Did salacious letters about forbidden sex lead to dismissal of six BWS workers? Supreme Court will decide

By Aaron Humes
Freelance Reporter

Supreme Court Justice, Michelle Arana is to decide on the claim of Mark Menzies, Don Gillett, Michael Novelo, Journett McKoy, Charlette Barnett and Colin Morrison sometime next year after receiving written submissions from their attorneys, Senior Counsel, Said Musa for Menzies and Tricia Pitts-Anderson for the other claimants.

Senior Counsel Rodwell Williams and Julie-Ann Ellis-Bradley are representing Belize Water Services (BWS), the employer which fired the six persons in January, 2012.
After a six-month break the trial resumed with cross-examination of the former president of the Belize Water Services Workers Union, Lorelei Westby.

Westby said she had to remove herself from a panel investigating the circulation of “salacious letters” among workers despite vowing to get to the bottom of the matter, because of “a conflict of interest”.
Westby stepped down as union president and delegated the handling of the investigation to a subordinate.

Westby testified that she was not aware of the redundancy process and admitted that the union executive did not order any action to be taken after she learned of management’s decision to move against the workers.
She saw a difference in the treatment of these six employees, she said, and the treatment of two redundant security guards at the water treatment plant in Dangriga.

Alvan Haynes, CEO of Belize Water and Sewage Authority denied that he used the claim of redundancy as an excuse to terminate the employment of the six workers after he was unable to trace the origins of an internal scandal.

In 2012 a number of salacious letters secretly circulated spoke of sexual laisons involving people in the top management of BWS. Haynes said that these reports sapped morale and led to bitter in-fighting and threats against all levels of staff and Board members.

The company’s investigation involved interrogation of more than 50 employees, including Menzies and two or three of the others who were subsequently dismissed.

According to Haynes, the company was looking to cut costs after the Public Utilities Commission ordered BWS to reduce its water rates by seven percent.

Company department heads picked the six men for redundancy, despite fair to good marks in their most recent performance appraisal in March of 2012.
Haynes’ company-wide memo of February 7, 2012, was in his words, an attempt to flush out further information but he denied that it had any direct connection to the six men who were dismissed.

It was in fact, a warning to other employees to watch their behavior and to cooperate. It was a decision which he now regrets, CEO Haynes said. The decision was not in keeping with the core values of the company, he acknowledged.

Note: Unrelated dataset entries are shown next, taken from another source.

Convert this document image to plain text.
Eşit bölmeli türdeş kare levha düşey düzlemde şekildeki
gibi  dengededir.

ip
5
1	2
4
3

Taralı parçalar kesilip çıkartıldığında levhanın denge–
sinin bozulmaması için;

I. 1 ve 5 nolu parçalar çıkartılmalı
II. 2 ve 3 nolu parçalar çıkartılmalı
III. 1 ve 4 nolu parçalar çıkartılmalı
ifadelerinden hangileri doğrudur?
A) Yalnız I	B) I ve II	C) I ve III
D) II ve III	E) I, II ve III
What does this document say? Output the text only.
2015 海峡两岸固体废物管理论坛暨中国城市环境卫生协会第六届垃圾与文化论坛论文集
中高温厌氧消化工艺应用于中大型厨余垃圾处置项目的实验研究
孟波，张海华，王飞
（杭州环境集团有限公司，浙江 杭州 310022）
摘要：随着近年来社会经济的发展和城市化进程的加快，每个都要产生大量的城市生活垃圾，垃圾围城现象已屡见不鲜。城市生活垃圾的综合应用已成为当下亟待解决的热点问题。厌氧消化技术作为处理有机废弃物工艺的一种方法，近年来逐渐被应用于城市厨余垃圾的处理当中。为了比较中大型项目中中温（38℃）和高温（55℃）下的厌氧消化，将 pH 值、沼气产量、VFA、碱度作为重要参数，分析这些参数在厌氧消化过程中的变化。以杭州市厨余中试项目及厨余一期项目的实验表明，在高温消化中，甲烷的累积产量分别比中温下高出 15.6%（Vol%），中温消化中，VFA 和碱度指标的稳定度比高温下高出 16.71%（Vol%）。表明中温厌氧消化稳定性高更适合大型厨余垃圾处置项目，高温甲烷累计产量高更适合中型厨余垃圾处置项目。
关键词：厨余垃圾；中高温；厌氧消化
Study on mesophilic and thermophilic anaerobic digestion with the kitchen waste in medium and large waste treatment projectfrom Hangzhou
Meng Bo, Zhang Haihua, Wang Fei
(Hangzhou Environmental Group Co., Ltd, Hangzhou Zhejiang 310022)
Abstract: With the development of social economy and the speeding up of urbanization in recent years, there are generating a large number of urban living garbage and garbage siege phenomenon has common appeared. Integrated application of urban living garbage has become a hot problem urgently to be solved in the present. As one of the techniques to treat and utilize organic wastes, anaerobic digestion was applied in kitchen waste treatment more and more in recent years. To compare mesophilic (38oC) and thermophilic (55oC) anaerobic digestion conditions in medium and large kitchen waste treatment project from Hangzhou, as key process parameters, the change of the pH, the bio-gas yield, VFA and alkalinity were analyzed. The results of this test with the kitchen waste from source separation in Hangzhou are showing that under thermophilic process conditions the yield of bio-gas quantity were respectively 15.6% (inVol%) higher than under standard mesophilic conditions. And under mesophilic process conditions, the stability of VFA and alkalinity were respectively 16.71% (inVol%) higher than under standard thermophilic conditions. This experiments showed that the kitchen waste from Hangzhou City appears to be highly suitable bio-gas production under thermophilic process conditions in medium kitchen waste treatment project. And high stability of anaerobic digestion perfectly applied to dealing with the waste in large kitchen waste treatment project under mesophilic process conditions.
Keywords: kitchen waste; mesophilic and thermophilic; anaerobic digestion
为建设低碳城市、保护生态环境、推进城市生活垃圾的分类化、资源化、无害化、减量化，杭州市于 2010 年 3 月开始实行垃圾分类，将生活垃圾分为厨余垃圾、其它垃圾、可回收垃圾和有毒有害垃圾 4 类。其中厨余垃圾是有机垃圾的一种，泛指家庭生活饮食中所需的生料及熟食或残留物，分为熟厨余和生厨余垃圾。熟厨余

The six who were sacked are asking for general damages related to unlawful termination and various assorted other damages for special circumstances.
BWS says it has already paid each redundant worker his full final payment, including in the case of Mark Menzies, a six figure sum which included severance pay for his 12 years of service to BWS and money related to his redundancy termination.

Menzies, for his part claims he was employed for 13 years prior to the introduction of the BWS pension scheme in 1993.